Highly sensitive teens need real relationships built on face-to-face interactions. As a parent, you can fulfill part of that need by supporting your teens, listening to them, and validating their feelings. But your teens must cultivate other healthy relationships. Help your teens foster friendships with peers and other trusted adults, based on shared hobbies, sports, music, volunteering, et cetera.

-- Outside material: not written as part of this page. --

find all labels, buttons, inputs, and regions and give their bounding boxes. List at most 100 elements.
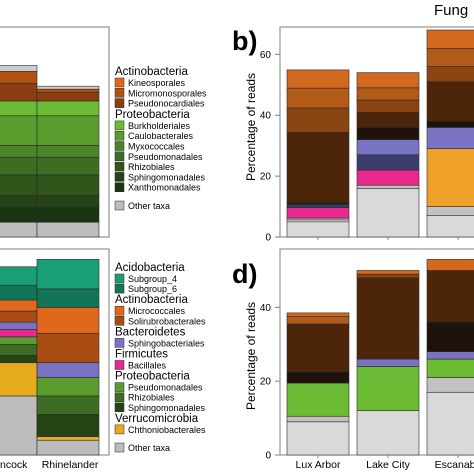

One idea is to find an activity, such as volunteering at a soup kitchen, which is structured in which you could do together with your teen. Your presence at the activity will reduce your teen’s initial anxiety. Over time, your teen will have opportunities to connect with the other volunteers. If the tips have been helpful so far.
Tip #5:
Tip number five, empower your teen to take full control of his or her life. All the tips in this video have a common goal. To help highly sensitive teens learn to take control of their emotions and their lives, so they can find fulfillment and happiness.
When it comes to regulating their emotions on their own, highly sensitive teens can practice self-calming strategies related to breathing.
For example, The 4-7-8 breathing technique is simple to learn. You inhale for four seconds, hold your breath for seven seconds, then exhale for eight seconds.
Repeat this cycle several times. Research compiled by Very Well Mined shows that breathing exercises like this, can reduce depression and anxiety, improve sleep quality, and lower stress levels among other benefits.
When highly sensitive teens feel as if they lack control in their lives, they often start to panic. So it’s essential to find opportunities where they can gradually take control and manage things on their own.
You can work with your teens to establish routines and habits, so you’ll progressively do less and less reminding. Make it clear to them that you’ll be handing over the reins to them step by step in areas like schoolwork, choice of friends, and screen time of course, the principle to keep in mind is that privileges should be tied to demonstrated responsibility. Take some time to think about what specific demonstrated responsibility will result.